- Born: Mario Rigoberto Peralta San José de las Matas, Dominican Republic
- Education: National Academy of Fine Arts, Santiago de los Caballeros Art Students League of New York
- Known for: Painting
- Movement: Surrealism

= Rigo Peralta =

Dominican artist

Rigo Peralta is a Dominican artist living in Bethlehem, Pennsylvania, United States.

==Early life==
Mario Rigoberto Peralta was born in San José de las Matas, Dominican Republic. He studied at the National Academy of Fine Arts in Santiago, Dominican Republic.

He emigrated to New York City in 1989 and studied at the Art Students League of New York. From 2002 to 2003, he served as the art director of the Casa de la Cultura Dominicana.

==Currently==
Peralta now lives in Bethlehem, Pennsylvania and is a resident artist at the Banana Factory in the South Side of Bethlehem. He paints mainly in oil and is known for his surrealist pieces. His inspiration includes the growing automated nature of mankind, religion, sex, and his nationality. He combines raw and synthetic materials with layered brushwork and printmaking techniques to merge human anatomy with mystical and mechanical elements - a style he refers to as “conditioned surrealism.” He was recently commissioned by the Sands Casino in Bethlehem to produce a series of paintings depicting both the community and the newly renovated steel mill.

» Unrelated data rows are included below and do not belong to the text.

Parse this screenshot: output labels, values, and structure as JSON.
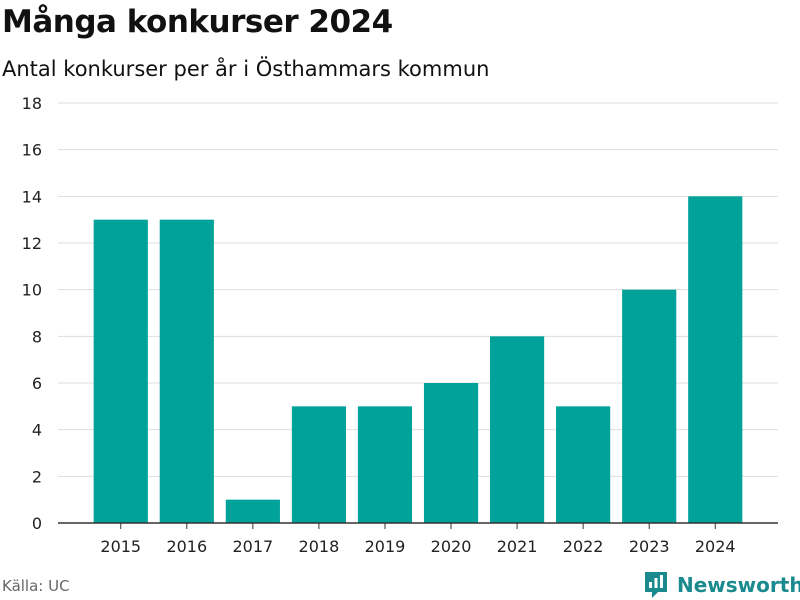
{
  "header": {
    "title": "Många konkurser 2024",
    "subtitle": "Antal konkurser per år i Östhammars kommun"
  },
  "footer": {
    "source": "Källa: UC",
    "brand": "Newsworthy"
  },
  "colors": {
    "bar": "#00a29a",
    "grid": "#dddddd",
    "axis": "#333333",
    "brand": "#1b8a8e"
  },
  "chart_data": {
    "type": "bar",
    "categories": [
      "2015",
      "2016",
      "2017",
      "2018",
      "2019",
      "2020",
      "2021",
      "2022",
      "2023",
      "2024"
    ],
    "values": [
      13,
      13,
      1,
      5,
      5,
      6,
      8,
      5,
      10,
      14
    ],
    "title": "Många konkurser 2024",
    "subtitle": "Antal konkurser per år i Östhammars kommun",
    "xlabel": "",
    "ylabel": "",
    "ylim": [
      0,
      18
    ],
    "yticks": [
      0,
      2,
      4,
      6,
      8,
      10,
      12,
      14,
      16,
      18
    ],
    "grid": true,
    "legend": "none"
  }
}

His work has been the subject of solo exhibitions in 2005 at the Monsoon Gallery Bethlehem, Pennsylvania, and the Maquinas Universal the North Light Loft Gallery Allentown Pennsylvania, in 2006 at Extreme at the Rio 2 Gallery. New York and in 2007 at the Baum School of Art.

In 1996 he exhibited his work Spiritual Essence at the Boricua College, Gallery Graham Center, Brooklyn, New York. He exhibited his work Mas Alla de Aqui or More There of Here in 1997 at the 97th Street Branch Library in New York. In 1999 he made had another professional exhibit with Witness of the Time which debuted at the Fort Washington Penthouse in New York. More recently, his exhibition, Transition debuted at the Ellarslie Museum in Trenton, New Jersey in 2004

==Collective exhibitions==
Collective showings including the 1993 Art is Ageless exhibition at the North Concourse Gallery, Albany, New York. He participated in the 1996 Faces of America's Lucent Technologies in Warren, New Jersey, and the 1999 Sintesis de un Lenguaje at the Pearl Gallery, New York.

==Awards==
2010	Lehigh –Art- Alliance 75th Annual Fall Juried Exhibition at Allentown Art Museum Air Products Foundation Award

2010	Arts Ovation award Outstanding Achievement in the Visual Arts:

2010 	Order of Merit citizen, a recognition for Dominicans who had excelled.

2009 The Dominican American Cultural association

2007 	Dominican National award, a recognition presented to Dominicans of excellence and pride.

In 2003 he became the first Dominican artist to receive a Presidential invitation to the White House. In 2008 he was presented with the National Dominican Prize by President Leonel Antonio Fernández Reyna of the Dominican Republic.